Single mother Louise (Simone Brown) works an unfulfilling job as a secretary, but her day-to-day gets a little more exciting when she begins an affair with her new boss, David (Tom Bateman). However, their affair takes a strange turn when Louisa unexpectedly strikes up a friendship with David’s wife, Adele (Eve Hewson), who is new in town and eager to make friends.

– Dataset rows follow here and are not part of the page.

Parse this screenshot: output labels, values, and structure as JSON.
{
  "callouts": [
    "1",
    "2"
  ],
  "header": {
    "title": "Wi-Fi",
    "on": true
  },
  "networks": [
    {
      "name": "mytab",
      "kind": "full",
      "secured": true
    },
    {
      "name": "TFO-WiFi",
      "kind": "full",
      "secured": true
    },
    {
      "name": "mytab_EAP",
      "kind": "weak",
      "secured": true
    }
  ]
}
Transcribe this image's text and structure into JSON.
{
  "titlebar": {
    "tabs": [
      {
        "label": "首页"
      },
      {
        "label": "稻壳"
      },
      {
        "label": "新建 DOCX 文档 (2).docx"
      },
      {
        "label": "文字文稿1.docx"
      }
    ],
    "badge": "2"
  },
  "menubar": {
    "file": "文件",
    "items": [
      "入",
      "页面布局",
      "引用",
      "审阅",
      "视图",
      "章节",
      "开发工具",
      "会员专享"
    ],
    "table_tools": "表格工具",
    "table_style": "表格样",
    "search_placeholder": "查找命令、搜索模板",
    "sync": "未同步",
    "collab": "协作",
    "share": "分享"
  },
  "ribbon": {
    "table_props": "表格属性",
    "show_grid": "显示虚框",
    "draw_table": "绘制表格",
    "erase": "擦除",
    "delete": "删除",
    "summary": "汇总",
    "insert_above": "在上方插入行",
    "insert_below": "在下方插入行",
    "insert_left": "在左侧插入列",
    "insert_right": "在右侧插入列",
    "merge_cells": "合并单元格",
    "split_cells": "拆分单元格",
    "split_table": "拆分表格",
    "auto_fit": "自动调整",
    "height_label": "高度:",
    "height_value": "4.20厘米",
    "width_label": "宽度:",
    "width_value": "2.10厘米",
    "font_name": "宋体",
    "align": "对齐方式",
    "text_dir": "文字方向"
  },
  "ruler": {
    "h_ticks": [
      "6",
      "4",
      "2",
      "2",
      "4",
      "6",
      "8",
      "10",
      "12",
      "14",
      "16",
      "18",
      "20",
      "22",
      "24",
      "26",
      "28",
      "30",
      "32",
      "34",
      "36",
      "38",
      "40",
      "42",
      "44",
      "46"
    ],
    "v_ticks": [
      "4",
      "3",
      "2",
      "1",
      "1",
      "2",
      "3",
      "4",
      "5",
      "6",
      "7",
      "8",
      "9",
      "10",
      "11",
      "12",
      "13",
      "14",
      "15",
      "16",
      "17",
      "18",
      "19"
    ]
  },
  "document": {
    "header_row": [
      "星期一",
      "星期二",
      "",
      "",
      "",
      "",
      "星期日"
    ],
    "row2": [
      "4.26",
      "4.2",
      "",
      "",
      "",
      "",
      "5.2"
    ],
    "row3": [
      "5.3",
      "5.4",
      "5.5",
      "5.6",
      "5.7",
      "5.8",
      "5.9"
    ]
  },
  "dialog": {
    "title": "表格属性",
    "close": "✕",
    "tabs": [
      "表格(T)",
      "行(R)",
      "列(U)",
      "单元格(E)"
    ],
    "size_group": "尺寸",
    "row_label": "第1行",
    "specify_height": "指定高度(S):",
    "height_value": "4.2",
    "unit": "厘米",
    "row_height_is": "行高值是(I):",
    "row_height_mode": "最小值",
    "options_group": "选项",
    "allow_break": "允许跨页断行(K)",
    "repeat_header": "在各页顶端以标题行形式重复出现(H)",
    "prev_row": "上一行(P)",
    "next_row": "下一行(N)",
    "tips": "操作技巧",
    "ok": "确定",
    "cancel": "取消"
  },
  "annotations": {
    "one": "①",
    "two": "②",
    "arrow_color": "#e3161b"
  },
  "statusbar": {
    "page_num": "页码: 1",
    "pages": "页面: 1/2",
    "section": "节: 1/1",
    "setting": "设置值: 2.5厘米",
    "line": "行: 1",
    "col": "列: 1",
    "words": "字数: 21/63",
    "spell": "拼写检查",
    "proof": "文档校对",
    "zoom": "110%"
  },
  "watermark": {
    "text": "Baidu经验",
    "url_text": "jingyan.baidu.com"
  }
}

As Louise enters into an odd love triangle in which David is unaware of her friendship with Adele, and Adele is unaware of her affair with David, Louise soon comes to understand that the couple is not all they appear to be, and before she knows it, she is wrapped up in a dangerous web of lies.
There are a lot of paths one might anticipate Behind Her Eyes could take for its twist ending, but the real reveal is so ambitiously out-there that it borders on hilarious. The twist of Behind Her Eyes is that it’s actually a body-swap story, and that Adele taught her old friend Rob (Robert Aramayo), whom she met in rehab, how to astral project into other people’s bodies. Having also taught Louise this skill, Louise astral projects out of her body in a climactic moment, during which Adele’s astral projected consciousness steals Louise’s body. Louise is only left with Adele’s currently comatose body, where she goes for good, never to astral project again.
But that’s not all! In even more of a doozy, it is revealed that Adele was never even Adele in the first place. Adele was inhabited the entire time by Rob, who wanted to steal her life. Now, it is Rob who is in Louise’s body, who then marries David, with his true identity unknown to anyone but Louise’s son, who suspects something is amiss with his mom. Behind Her Eyes really takes the cake in crazy endings.